THRICE sollten direkt im Anschluss an die Horrorfreaks endlich einen ihrer bisher seltenen Auftritte in Deutschland feiern. In einem ausgewogenen Mix aus alten Songs und Stücken von dem neuen Hammeralbum "The Artist in the Ambulance" jagten sie dem Publikum einen Schauer nach dem anderen über den Rücken. Gerade Stücke wie "Cold Cash and Colder Hearts" bewiesen, dass diese Band mit einem großartigen Talent für Melodien und wahnsinnige Momente in den nächsten Jahren sicherlich vorne mitspielen wird.

Bereits dort angekommen sind BOYSETSFIRE - und das schon lange. Als die Band nach THRICE die Bühne betrat, legten sie im Publikum vom ersten Moment an Feuer. Klar, mit Blick zur Vorgängerband war das schon eine Liga höher. Jeder Song, ob "Rookie", etwa der Hit "After the Eulogy" oder "Last Year's Nest", saß perfekt. Die Band nutzte die Bühne, alle - selbst die neue nun dauerhafte Verstärkung am Bass - brachten massig Energie. Das Sahnehäubchen waren schließlich die Ansagen von Sänger Nathan Gray: "Hoffnung heißt Verantwortung!" Träumen wäre Lethargie! Wäre doch nur der Sound besser gewesen, so hätten die Reconstruction-Besucher hier sicherlich einen der besten BOYSETSFIRE-Auftritte für lange Zeit erleben können.

Nach so viel Emotion und Wut kam der gut gelaunte Teil des Abends. Diesen eröffneten MAD CADDIES. Mit ihrer Ska-Show und einigen Touren im Gepäck hatten sie schnell viele Fans vor der Bühne versammelt, die mit ihnen feierten und tanzten. LAGWAGON schließlich lieferten noch mal - wenn auch etwas routiniert -  die berühmte Gänsehaut. Hits wie "Angry Days", die einen bereits seit zehn Jahren begleiten, wecken viele Erinnerungen. Sie machten die Show von LAGWAGON zu einem echten und entspannten Genuss.

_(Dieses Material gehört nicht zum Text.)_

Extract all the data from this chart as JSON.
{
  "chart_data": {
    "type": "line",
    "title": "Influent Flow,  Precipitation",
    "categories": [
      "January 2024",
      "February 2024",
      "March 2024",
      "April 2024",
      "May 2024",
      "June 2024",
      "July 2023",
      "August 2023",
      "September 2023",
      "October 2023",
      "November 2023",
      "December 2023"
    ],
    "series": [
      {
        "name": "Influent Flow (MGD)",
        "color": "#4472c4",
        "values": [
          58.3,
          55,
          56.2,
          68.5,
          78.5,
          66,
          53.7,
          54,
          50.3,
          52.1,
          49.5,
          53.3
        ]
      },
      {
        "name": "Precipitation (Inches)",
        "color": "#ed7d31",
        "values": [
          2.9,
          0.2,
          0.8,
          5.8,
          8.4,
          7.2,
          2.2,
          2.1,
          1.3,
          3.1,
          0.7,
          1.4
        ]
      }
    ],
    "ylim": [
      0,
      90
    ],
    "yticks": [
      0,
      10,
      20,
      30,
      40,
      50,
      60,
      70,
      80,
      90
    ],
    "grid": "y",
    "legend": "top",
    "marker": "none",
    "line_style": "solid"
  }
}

Nun sollte der Höhepunkt der Festivaltour auf die Bühne treten: RANCID. Ihr Album gehört zu den besten des Jahres, ihre Auftritte sind rar. Beste Bedingungen also, einen Siegeszug in Konzertform anzutreten. Pustekuchen! RANCID wirkten kraftlos und gelangweilt, viel zu sehr mit dem eigenen Gepose beschäftigt. Die Songs fühlten sich nachgespielt an - mehr nicht. Da hilft auch ein durchtrainierter Oberkörper nicht. Der Sound tat sein Übriges dazu.

Dank einiger Erfrischungsgetränke sollte der RANCID-Auftritt nicht das gute Gefühl stören, dass sich 250 Kilometer Weg nach Berlin für diesen Abend gelohnt haben. THRICE, LAGWAGON und allen voran BOYSETSFIRE haben für ein paar Stunden die Herzen ihrer Fans in Flammen gesetzt.